Why ZFS RAIDZ1 Made My Photo Library 17x Slower (And How I Fixed It) Mar 31, 2026

My Apple Photos library is about 3 TB — roughly 1.3 million files. It outgrew a single drive a while back, and I had a wish list for the replacement setup:

  • Span multiple drives — consumer SSDs go up to 8 TB now, but they’re outside the price-per-TB sweet spot. I wanted to stay future-proof without paying a premium.
  • Single drive fault tolerance — I don’t want a dead SSD to mean lost photos
  • Bit rot protection — silent data corruption is real and I want checksums
  • APFS volume — Apple Photos requires it. I did try pointing Photos at a ZFS dataset directly. It looked like it worked for a moment, right up until I tried to do anything, at which point it came to a screeching halt. APFS also has instant, zero-cost file clones, which I rely on to keep files both inside the Photos library and in my own folder structure on disk. ZFS doesn’t have that.
  • Direct-attached to my Mac Mini — not a NAS. I’d tried running Apple Photos over a network share before and didn’t enjoy the experience

No single technology does all of this. My esoteric solution: APFS on a ZFS zvol. I built a ZFS pool from three 4 TB SATA SSDs in a RAIDZ1 configuration (ZFS’s equivalent of RAID5), created a zvol, formatted it as APFS, and ticked every box. I did not benchmark the write performance first. This turned out to be a mistake.

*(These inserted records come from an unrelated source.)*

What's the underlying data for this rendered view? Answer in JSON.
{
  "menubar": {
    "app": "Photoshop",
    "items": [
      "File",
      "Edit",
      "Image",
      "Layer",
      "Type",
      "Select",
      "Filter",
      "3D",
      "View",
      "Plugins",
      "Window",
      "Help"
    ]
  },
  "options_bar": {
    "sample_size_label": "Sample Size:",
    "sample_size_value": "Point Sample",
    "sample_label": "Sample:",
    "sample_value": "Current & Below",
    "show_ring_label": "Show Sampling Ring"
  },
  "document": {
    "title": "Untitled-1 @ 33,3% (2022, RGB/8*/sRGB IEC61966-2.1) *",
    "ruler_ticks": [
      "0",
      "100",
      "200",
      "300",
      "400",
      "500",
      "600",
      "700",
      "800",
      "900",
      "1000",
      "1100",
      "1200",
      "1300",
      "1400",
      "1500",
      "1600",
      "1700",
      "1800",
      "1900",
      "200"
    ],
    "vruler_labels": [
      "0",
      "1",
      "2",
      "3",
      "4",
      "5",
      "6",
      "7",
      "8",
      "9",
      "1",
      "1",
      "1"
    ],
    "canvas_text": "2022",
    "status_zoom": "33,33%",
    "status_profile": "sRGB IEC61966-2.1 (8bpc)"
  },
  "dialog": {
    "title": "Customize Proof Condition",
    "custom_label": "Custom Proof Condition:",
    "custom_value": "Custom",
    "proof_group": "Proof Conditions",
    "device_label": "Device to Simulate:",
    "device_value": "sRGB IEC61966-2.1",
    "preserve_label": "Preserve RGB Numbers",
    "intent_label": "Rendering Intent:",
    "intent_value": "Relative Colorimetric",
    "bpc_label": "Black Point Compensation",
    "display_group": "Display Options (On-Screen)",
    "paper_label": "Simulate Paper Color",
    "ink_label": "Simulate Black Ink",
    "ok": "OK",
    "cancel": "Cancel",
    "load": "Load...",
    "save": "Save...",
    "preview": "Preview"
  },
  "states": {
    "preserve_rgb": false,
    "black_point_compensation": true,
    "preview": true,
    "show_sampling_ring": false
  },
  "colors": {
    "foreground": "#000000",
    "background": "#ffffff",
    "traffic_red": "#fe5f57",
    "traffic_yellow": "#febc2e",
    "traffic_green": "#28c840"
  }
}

It was painfully slow. Not “a little slow” — 19 MB/s for file-level operations on SSDs capable of hundreds of megabytes per second. I spent a few weeks running experiments to figure out why, and the answer surprised me.

The original (wrong) hypothesis

The pool was created with 16K volblocksize, and I’d read that small volblocksizes on RAIDZ cause write amplification. So I assumed migrating to 128K blocks would fix things. I created a new 128K zvol and started rsyncing 3 TB to it — without benchmarking first. Again.

The rsync crawled at 3.5 MB/s. Worse than the original.

It turned out the new zvol had sync=standard (the default), which forces every write to be flushed to disk. Setting sync=disabled on the 128K zvol brought it up to 25 MB/s — but 16K with sync=disabled was 280 MB/s. The original blocksize was fine. The original hypothesis was completely wrong.

But 280 MB/s was a cached result (the test only wrote 10 GB into 64 GB of RAM). The real question was: what’s the sustained throughput for real file-level workloads?

The experiments

I ran a series of benchmarks writing 6,000 files of 14 MB each (82 GB total), with the ZFS dirty data buffer reduced to 512 MB to prevent caching from masking the results. Each test ran long enough to reach steady state.

Here’s what I found:

The two bars in the middle are barely visible. That’s the point.

What each test measured

APFS on bare SSD (234 MB/s): Writing files directly to an APFS volume on a single SATA SSD, no ZFS involved. This is the baseline — how fast the hardware and filesystem can go.

APFS on RAIDZ1 zvol (19 MB/s): The production setup. APFS sitting on a ZFS zvol on the RAIDZ1 pool. 12x slower than bare APFS.

ZFS dataset on RAIDZ1 (15 MB/s): ZFS’s own native filesystem on the same RAIDZ1 pool, no APFS, no zvol. Even slower. This ruled out APFS as the culprit — the double copy-on-write “APFS on ZFS” stack wasn’t the problem.

ZFS stripe (254 MB/s): A ZFS pool with two drives, no parity. Each drive is its own vdev — data is striped across them, but no parity is computed. Actually faster than the single bare SSD because two drives share the load. This was the last experiment I ran, and the one that confirmed the fix.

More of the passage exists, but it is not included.